It’s not all black, but it is blue for astronomers

Astronomers have welcomed a partial reprieve granted to the UK’s northern hemisphere telescopes, but have described the closure of two major facilities in Hawaii as a “sad day for British astronomy”.

June 3, 2012

A Science and Technology Facilities Council prioritisation exercise in 2009 recommended the closure of its island-based telescopes by the end of this year, prompting an outcry from astronomers about the loss of all UK access to optical and infrared telescopes in the northern hemisphere.

On the advice of its science board, however, the STFC has now decided to continue funding for the Isaac Newton Group of Telescopes on La Palma in the Canary Islands until March 2015 while discussions continue with Spain and the Netherlands about sharing running costs.

Meanwhile, the James Clerk Maxwell Telescope and the United Kingdom Infrared Telescope, both in Hawaii, will be kept open until their current experiments are finished. After that, they will be transferred to another operator or decommissioned, with the loss of 40 jobs.
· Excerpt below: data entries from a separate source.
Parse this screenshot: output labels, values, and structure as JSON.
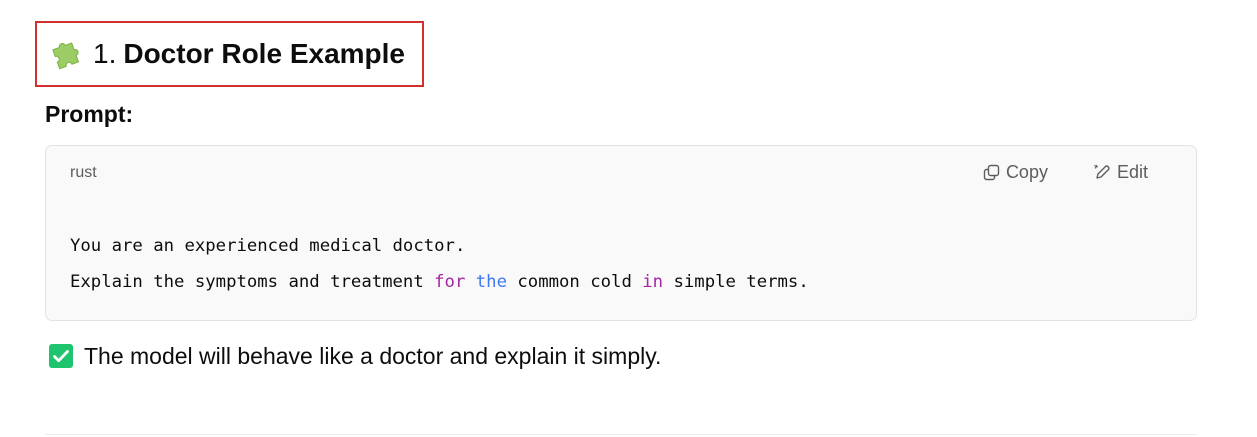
{
  "section": {
    "icon": "puzzle-piece-icon",
    "number": "1.",
    "title": "Doctor Role Example"
  },
  "prompt_label": "Prompt:",
  "code_block": {
    "language": "rust",
    "copy_label": "Copy",
    "edit_label": "Edit",
    "line1": "You are an experienced medical doctor.",
    "line2": {
      "part1": "Explain the symptoms and treatment ",
      "kw1": "for",
      "sp1": " ",
      "kw2": "the",
      "part2": " common cold ",
      "kw3": "in",
      "part3": " simple terms."
    }
  },
  "note": {
    "icon": "check-mark-button-icon",
    "text": "The model will behave like a doctor and explain it simply."
  },
  "colors": {
    "highlight_border": "#d32f2f",
    "puzzle_green": "#8bc34a",
    "check_green": "#1ec46e",
    "keyword_purple": "#a626a4",
    "keyword_blue": "#4078f2"
  }
}
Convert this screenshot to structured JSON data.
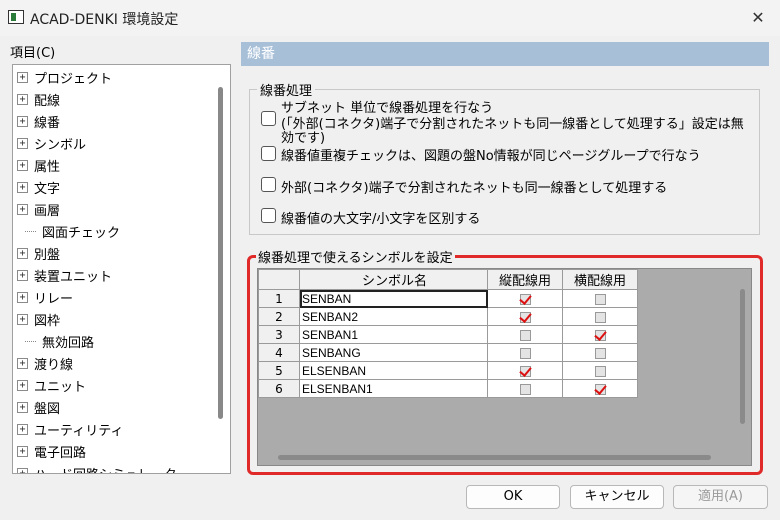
{
  "window": {
    "title": "ACAD-DENKI 環境設定"
  },
  "items_label": "項目(C)",
  "tree": [
    {
      "label": "プロジェクト",
      "expandable": true
    },
    {
      "label": "配線",
      "expandable": true
    },
    {
      "label": "線番",
      "expandable": true
    },
    {
      "label": "シンボル",
      "expandable": true
    },
    {
      "label": "属性",
      "expandable": true
    },
    {
      "label": "文字",
      "expandable": true
    },
    {
      "label": "画層",
      "expandable": true
    },
    {
      "label": "図面チェック",
      "expandable": false
    },
    {
      "label": "別盤",
      "expandable": true
    },
    {
      "label": "装置ユニット",
      "expandable": true
    },
    {
      "label": "リレー",
      "expandable": true
    },
    {
      "label": "図枠",
      "expandable": true
    },
    {
      "label": "無効回路",
      "expandable": false
    },
    {
      "label": "渡り線",
      "expandable": true
    },
    {
      "label": "ユニット",
      "expandable": true
    },
    {
      "label": "盤図",
      "expandable": true
    },
    {
      "label": "ユーティリティ",
      "expandable": true
    },
    {
      "label": "電子回路",
      "expandable": true
    },
    {
      "label": "ハード回路シミュレーター",
      "expandable": true
    }
  ],
  "section_title": "線番",
  "processing_group": {
    "title": "線番処理",
    "options": [
      {
        "line1": "サブネット 単位で線番処理を行なう",
        "line2": "(「外部(コネクタ)端子で分割されたネットも同一線番として処理する」設定は無",
        "line3": "効です)",
        "checked": false
      },
      {
        "line1": "線番値重複チェックは、図題の盤No情報が同じページグループで行なう",
        "checked": false
      },
      {
        "line1": "外部(コネクタ)端子で分割されたネットも同一線番として処理する",
        "checked": false
      },
      {
        "line1": "線番値の大文字/小文字を区別する",
        "checked": false
      }
    ]
  },
  "symbol_group": {
    "title": "線番処理で使えるシンボルを設定",
    "columns": [
      "シンボル名",
      "縦配線用",
      "横配線用"
    ],
    "rows": [
      {
        "no": "1",
        "name": "SENBAN",
        "vertical": true,
        "horizontal": false
      },
      {
        "no": "2",
        "name": "SENBAN2",
        "vertical": true,
        "horizontal": false
      },
      {
        "no": "3",
        "name": "SENBAN1",
        "vertical": false,
        "horizontal": true
      },
      {
        "no": "4",
        "name": "SENBANG",
        "vertical": false,
        "horizontal": false
      },
      {
        "no": "5",
        "name": "ELSENBAN",
        "vertical": true,
        "horizontal": false
      },
      {
        "no": "6",
        "name": "ELSENBAN1",
        "vertical": false,
        "horizontal": true
      }
    ]
  },
  "buttons": {
    "ok": "OK",
    "cancel": "キャンセル",
    "apply": "適用(A)"
  },
  "colors": {
    "section_header": "#a8bfd8",
    "highlight_border": "#e02a2a",
    "check_mark": "#dd1111"
  },
  "icons": {
    "close": "close-icon",
    "app": "app-icon"
  }
}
The board of the latter facility says in a statement that it is “very disappointed” and mystified by the STFC’s decision to end its funding in September 2013, arguing that another year of operation would cost less than £100,000.

David Southwood, president of the Royal Astronomical Society, agreed that the Hawaiian telescopes were doing “front-rank” work and described their closure as “a sad day for British astronomy”.

Their loss would “further reduce the capacity of UK astronomers to carry out world-leading science” and damage the UK’s reputation as a “credible” partner in large international projects such as the Square Kilometre Array, whose construction in South Africa and Australia was confirmed last week.

But Professor Southwood, a senior research investigator at Imperial College London, said he had resisted pressure from some astronomers to “jump up and down” on the STFC because he recognised that its hands were tied by the constraints on its budget.

He commended its efforts to minimise the damage to current projects, which represented a partial victory for the society’s lobbying.

He viewed the closures as part of a general move in astronomy towards large international facilities that would continue “as long as scientists say they want bigger and bigger facilities”.

Professor Southwood admitted that the lack of “flexibility” inherent in international collaborations could be frustrating, and, in an ideal world, access would be preserved to national “back-up” facilities.

“But for astronomers in the UK at the moment, we are not living in an ideal world,” he said.